Children’s officers rescued the girl from a residential house in Ogembo town where she was working as a house help. Two people including a teacher recorded statements over the matter.
The child was reportedly trafficked from Ukeleni District, Tanzania into Kenya on August 30 and taken to the pastor’s home in Kenyenya District.
On interrogation, the pastor claimed that he was given the child by her uncle in Tanzania who wanted her to pursue education in Kenya.
Illegal entry
A teacher in whose house the child was found claimed the Tanzanian national was brought by his wife to keep company to her school going child.

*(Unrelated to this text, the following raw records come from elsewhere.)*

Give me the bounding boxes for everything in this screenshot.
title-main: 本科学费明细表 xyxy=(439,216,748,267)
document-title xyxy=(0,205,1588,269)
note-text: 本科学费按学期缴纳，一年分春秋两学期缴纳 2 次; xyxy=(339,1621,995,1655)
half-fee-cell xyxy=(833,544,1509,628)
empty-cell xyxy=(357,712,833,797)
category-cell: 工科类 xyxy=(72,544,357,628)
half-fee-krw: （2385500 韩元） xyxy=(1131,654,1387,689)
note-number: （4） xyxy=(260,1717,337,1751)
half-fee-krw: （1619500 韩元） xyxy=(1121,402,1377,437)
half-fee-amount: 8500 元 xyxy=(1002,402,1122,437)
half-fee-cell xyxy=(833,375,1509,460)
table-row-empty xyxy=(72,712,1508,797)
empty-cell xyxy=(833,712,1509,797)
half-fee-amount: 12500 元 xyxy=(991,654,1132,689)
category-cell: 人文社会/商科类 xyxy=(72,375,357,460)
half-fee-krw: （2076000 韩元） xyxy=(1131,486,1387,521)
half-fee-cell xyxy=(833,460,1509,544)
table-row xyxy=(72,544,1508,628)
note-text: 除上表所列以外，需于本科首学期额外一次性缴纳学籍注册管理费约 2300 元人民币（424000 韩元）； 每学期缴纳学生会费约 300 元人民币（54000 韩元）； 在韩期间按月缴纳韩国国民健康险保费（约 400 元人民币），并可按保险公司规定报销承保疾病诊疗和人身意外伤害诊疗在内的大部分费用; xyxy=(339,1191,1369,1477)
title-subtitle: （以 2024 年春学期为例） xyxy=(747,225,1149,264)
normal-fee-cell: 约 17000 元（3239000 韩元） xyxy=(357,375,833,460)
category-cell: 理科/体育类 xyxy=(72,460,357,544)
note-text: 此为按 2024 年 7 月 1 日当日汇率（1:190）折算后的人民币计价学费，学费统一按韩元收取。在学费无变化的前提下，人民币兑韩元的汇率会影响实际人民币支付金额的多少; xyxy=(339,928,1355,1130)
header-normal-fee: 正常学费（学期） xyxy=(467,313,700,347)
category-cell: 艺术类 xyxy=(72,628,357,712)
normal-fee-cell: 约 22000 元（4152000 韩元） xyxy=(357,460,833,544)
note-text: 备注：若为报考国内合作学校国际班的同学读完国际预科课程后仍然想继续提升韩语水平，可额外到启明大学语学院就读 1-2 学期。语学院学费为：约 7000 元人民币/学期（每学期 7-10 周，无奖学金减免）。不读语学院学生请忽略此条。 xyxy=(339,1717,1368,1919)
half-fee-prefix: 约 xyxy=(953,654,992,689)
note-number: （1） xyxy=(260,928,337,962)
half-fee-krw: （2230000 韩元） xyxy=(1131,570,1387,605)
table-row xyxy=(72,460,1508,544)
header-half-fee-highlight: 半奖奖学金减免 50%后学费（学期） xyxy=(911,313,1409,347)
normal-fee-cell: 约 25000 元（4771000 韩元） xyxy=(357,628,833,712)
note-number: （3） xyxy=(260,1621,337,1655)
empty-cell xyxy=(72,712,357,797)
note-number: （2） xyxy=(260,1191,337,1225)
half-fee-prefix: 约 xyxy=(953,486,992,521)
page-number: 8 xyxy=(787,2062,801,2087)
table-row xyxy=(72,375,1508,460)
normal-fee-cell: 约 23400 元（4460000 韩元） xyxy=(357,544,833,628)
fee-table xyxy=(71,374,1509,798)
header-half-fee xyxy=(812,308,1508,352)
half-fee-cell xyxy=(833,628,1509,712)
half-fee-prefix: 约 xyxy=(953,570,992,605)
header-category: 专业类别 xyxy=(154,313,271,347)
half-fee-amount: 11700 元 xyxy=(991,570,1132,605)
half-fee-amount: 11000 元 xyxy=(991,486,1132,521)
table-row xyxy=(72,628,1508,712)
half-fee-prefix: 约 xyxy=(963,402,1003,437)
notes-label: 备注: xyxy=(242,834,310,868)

Investigations by police officers and the Children’s Department revealed the child was in the country illegally.
Gucha District Children’s Officer Caleb Makatiani took the child to a Child Protection Unit at Ogembo Police Station as investigations continued.
The pastor claimed he handed over the child to the teacher so that she could be taken to school next year.
“This is the second child I have brought from that country as I have another boy in form one,” argued the pastor.
The pastor had no documents allowing the child to stay in Kenya. “Investigations indicate this could be part of a syndicate of cross border child trafficking,” said Makatiani.
The clergyman was released on bond and directed to produce the child’s parents to explain how she left the country ending up in Kenya.
A week later, the child’s father Ayub Mtalime appeared in court where children’s officers obtained a repatriation order directing him to take the child back home.
“In the event that the parents have the desire for the child to school in Kenya, proper legal procedures should be followed,” the court ordered.
Investigations by The Underworld reveal the church has previously been involved in trafficking children from Tanzania to Kenya and handing them over to homes to work as house helps or farmhands.
Through church faithful, vulnerable children are identified and promised good education once they arrive in Kenya only to be handed over to families seeking house helps.
Cross border child trafficking is rampant along the Kenya-Tanzania border.
Early this year, police and the Children Department in Kuria West District in Migori County had to launch a man-hunt for a man suspected to have hatched a plan to sell his albino daughter in Tanzania for Sh1 million.
According to the Kuria West District children’s officer John Langat, his office had received reports that the man was trying to sell his two-year-old daughter who had been born with albinism.”